The first national laboratories in the UK were established in 1922 and since then the delivery of surveillance and the organisation of the laboratories have undergone many reviews (Bradley, 2000; The Scottish Government, 2011). After the BSE and FMD crises, the whole UK surveillance strategy was reconsidered in 2003 (Department for Environment Food and Rural Affairs, 2003). As a consequence, both the delivery of surveillance in England and Wales and Scotland were reviewed in 2012 and 2011 respectively (The Scottish Government, 2011; Surveillance Advisory Group, 2012). After the recommendations made by both reports, changes to the organisation of surveillance are still being debated. The need for more cost-effective approaches to veterinary surveillance was identified in both reviews. In England and Wales the APHA funding has been reduced from £10.2 to 7.2 million between 2010 and 2015 and in 2014 the first changes were applied to the delivery of PM examinations, with the closure of eight PM facilities. The provision of PM examinations was then supplemented by the RVC, the University of Bristol, the University of Surrey and the SRUC in North East England (Animal Health and Veterinary Laboratories Agency, 2013). A triage of samples has been added to the submission process and only those samples with potential use as surveillance material receive subsidised testing (University of Surrey, 2015) and a carcass collection service was introduced for those farms located more than one hour away from the PM examination facilities (Animal and Plant Health Agency, 2014a). In Scotland, an outcome of the 2011 review in Scotland was the creation of a ‘Strategic Management Board’ which was established in 2012 and is responsible for advising the
Scottish Government in the field of animal health surveillance. The review also recommended the closure of SRUC DSC, the centralisation of the laboratory services into one facility and the incorporation of existing animal health data streams to the current surveillance system (e.g. abattoir and CTS data) (The Scottish Government, 2011). The closure of the Inverness and Ayr DSC was discussed. A consultation process took place in which it was suggested that the Ayr DSC services could have been transferred to the School of Veterinary Medicine of the University of Glasgow. However, after the consultation with farmers, veterinarians and stakeholders it was decided to maintain both centres with some reorganisation.

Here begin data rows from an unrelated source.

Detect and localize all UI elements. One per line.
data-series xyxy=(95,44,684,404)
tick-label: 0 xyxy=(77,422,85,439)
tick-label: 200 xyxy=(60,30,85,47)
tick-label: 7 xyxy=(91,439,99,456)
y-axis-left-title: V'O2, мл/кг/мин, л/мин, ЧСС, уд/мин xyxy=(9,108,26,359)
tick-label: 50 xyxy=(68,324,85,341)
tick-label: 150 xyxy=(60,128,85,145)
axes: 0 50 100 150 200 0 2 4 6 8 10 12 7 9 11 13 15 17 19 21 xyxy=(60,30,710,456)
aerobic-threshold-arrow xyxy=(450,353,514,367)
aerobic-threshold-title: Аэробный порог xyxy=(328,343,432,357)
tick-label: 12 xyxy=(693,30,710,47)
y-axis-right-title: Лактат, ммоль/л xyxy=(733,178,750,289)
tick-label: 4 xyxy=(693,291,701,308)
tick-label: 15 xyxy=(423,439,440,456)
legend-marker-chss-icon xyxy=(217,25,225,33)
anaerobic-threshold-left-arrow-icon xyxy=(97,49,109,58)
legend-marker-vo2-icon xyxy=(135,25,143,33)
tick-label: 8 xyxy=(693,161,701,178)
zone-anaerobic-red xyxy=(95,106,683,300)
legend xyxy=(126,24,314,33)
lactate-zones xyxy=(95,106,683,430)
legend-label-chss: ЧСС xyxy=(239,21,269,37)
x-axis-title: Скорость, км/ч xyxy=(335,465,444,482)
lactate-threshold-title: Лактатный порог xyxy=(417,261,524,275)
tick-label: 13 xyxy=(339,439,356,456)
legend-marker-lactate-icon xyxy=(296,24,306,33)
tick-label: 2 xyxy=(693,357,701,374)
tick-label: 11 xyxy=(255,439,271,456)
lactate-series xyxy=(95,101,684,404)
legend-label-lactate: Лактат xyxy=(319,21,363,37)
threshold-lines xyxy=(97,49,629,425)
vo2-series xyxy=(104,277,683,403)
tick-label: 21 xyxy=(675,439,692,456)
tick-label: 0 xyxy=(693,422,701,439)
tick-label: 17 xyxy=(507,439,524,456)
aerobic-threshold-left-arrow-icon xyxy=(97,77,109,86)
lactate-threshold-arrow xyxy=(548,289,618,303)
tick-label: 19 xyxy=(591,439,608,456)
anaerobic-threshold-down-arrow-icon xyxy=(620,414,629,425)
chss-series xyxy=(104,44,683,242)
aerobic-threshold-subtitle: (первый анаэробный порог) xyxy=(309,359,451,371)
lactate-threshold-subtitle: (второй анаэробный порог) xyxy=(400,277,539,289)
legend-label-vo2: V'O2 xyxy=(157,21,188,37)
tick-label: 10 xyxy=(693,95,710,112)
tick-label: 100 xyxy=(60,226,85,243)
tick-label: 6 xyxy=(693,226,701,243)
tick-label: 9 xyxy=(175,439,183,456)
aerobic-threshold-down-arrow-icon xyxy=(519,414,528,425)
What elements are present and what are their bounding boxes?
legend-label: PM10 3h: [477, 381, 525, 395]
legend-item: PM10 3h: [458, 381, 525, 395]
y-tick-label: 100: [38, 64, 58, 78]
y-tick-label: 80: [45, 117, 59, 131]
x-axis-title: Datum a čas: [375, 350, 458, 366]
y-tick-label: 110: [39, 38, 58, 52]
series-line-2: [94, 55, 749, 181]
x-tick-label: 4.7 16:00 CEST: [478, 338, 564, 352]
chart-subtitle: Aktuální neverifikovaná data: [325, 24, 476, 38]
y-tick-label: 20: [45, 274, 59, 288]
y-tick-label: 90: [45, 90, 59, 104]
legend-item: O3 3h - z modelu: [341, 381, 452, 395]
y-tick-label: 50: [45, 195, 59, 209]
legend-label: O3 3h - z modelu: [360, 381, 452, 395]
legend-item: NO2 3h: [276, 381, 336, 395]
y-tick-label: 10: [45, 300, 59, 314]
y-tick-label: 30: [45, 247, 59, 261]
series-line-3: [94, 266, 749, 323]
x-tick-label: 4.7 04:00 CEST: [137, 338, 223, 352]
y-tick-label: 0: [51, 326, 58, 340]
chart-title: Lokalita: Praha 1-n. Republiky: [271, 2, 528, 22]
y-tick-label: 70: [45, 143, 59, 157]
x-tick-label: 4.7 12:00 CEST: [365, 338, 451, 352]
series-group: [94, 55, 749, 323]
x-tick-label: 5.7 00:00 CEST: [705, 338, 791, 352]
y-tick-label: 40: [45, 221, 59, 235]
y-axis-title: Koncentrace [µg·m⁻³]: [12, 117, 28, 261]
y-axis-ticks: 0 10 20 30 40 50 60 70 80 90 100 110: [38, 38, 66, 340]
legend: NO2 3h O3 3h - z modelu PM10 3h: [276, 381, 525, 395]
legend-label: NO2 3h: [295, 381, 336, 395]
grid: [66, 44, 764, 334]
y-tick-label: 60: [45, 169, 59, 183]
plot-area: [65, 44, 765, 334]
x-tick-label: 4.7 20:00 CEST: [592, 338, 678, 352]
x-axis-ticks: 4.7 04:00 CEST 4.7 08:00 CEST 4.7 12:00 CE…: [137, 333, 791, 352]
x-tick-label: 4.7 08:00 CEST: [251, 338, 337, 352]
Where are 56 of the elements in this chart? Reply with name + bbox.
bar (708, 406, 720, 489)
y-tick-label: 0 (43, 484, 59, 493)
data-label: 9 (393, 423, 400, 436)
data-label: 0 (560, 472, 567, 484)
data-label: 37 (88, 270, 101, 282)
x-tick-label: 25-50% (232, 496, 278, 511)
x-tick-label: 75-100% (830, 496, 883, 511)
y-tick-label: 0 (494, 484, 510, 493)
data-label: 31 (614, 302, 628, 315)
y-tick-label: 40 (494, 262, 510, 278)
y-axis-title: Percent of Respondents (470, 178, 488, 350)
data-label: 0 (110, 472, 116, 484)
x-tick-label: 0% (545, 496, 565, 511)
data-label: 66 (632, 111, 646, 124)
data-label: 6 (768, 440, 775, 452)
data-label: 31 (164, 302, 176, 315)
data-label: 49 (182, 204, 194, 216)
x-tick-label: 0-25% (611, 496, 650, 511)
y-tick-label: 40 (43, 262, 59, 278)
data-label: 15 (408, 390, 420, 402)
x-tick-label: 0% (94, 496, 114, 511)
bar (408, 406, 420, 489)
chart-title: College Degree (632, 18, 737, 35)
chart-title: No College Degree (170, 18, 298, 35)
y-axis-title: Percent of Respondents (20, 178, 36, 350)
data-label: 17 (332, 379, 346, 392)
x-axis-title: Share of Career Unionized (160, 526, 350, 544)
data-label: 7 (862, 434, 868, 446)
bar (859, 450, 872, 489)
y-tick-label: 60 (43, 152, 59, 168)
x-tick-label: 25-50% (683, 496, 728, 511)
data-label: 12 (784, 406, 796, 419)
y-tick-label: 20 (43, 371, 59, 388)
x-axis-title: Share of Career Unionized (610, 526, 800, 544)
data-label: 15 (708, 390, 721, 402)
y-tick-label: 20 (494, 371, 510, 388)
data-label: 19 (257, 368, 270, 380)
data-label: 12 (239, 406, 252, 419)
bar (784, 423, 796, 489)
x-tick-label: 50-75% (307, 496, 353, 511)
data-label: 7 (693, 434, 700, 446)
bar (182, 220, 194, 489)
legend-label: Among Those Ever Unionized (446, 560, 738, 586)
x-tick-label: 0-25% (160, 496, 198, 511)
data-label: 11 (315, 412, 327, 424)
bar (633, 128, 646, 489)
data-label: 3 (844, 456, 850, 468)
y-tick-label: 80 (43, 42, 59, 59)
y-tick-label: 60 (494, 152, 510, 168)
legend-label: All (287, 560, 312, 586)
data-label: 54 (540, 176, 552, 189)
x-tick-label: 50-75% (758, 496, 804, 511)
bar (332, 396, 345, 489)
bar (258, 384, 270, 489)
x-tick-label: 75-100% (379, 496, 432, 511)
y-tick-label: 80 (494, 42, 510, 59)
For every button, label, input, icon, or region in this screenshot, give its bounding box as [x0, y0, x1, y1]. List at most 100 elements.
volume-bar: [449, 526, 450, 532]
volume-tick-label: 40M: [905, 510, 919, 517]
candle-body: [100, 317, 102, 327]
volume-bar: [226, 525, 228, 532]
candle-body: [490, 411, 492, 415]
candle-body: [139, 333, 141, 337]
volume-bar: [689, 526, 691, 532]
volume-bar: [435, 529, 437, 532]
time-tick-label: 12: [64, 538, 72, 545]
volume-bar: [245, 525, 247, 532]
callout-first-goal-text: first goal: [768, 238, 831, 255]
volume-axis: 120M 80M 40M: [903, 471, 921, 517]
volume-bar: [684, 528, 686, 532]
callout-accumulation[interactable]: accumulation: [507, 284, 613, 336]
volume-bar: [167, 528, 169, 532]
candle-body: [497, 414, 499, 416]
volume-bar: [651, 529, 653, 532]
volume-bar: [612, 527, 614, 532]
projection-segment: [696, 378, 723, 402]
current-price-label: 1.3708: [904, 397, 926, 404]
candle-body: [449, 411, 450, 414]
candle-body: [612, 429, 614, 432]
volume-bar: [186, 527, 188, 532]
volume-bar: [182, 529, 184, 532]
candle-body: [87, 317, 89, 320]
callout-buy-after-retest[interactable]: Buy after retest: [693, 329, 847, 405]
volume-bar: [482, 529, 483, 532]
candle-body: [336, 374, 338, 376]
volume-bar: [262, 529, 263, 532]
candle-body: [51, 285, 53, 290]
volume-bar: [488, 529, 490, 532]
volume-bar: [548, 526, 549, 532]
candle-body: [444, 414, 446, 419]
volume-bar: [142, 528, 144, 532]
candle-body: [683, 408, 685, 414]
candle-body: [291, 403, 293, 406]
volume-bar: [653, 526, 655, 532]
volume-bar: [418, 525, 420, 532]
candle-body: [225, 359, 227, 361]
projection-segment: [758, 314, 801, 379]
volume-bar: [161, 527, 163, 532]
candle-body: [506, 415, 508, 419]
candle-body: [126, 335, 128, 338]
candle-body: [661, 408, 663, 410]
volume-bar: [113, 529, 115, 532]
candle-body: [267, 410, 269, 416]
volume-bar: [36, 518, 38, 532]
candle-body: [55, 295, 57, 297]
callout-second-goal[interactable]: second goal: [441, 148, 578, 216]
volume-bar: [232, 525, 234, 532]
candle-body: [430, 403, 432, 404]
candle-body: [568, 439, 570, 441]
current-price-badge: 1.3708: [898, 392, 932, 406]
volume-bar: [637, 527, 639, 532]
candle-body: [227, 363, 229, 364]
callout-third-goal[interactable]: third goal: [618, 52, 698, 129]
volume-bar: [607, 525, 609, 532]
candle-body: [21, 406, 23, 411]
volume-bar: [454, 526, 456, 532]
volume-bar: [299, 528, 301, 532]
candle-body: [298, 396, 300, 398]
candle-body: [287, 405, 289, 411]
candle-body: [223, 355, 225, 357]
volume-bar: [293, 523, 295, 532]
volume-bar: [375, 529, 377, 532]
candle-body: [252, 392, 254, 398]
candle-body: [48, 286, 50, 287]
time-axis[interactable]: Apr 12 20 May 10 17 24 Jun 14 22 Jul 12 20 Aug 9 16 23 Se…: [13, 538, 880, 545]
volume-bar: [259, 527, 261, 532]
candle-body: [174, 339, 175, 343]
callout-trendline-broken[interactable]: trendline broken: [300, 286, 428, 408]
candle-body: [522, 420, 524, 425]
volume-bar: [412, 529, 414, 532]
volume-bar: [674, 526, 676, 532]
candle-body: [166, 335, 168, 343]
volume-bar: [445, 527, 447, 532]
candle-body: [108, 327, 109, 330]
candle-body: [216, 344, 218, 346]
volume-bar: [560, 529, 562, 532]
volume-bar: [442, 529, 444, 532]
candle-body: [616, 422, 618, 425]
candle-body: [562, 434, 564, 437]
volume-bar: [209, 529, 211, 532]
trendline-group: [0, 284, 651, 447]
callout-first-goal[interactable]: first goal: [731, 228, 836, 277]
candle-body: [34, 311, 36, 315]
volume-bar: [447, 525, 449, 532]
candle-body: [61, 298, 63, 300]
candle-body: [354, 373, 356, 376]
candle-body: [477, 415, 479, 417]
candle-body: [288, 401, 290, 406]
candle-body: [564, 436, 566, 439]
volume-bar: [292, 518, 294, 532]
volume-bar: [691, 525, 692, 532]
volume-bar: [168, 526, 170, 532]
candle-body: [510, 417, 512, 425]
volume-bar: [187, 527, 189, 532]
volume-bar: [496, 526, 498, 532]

The Scottish Centre for Production Animal Health and Food Safety (SCPAHFS) of the School of Veterinary Medicine of the University of Glasgow receives uneconomic cases donated by farmers and veterinarians in Scotland and Northern England. Animals receive full diagnostic work ups, including gross PM examinations and therefore represent an important source of animal health data. This data stream could potentially contribute to the existing surveillance system in Scotland and one of the aims of this thesis is to assess this possibility.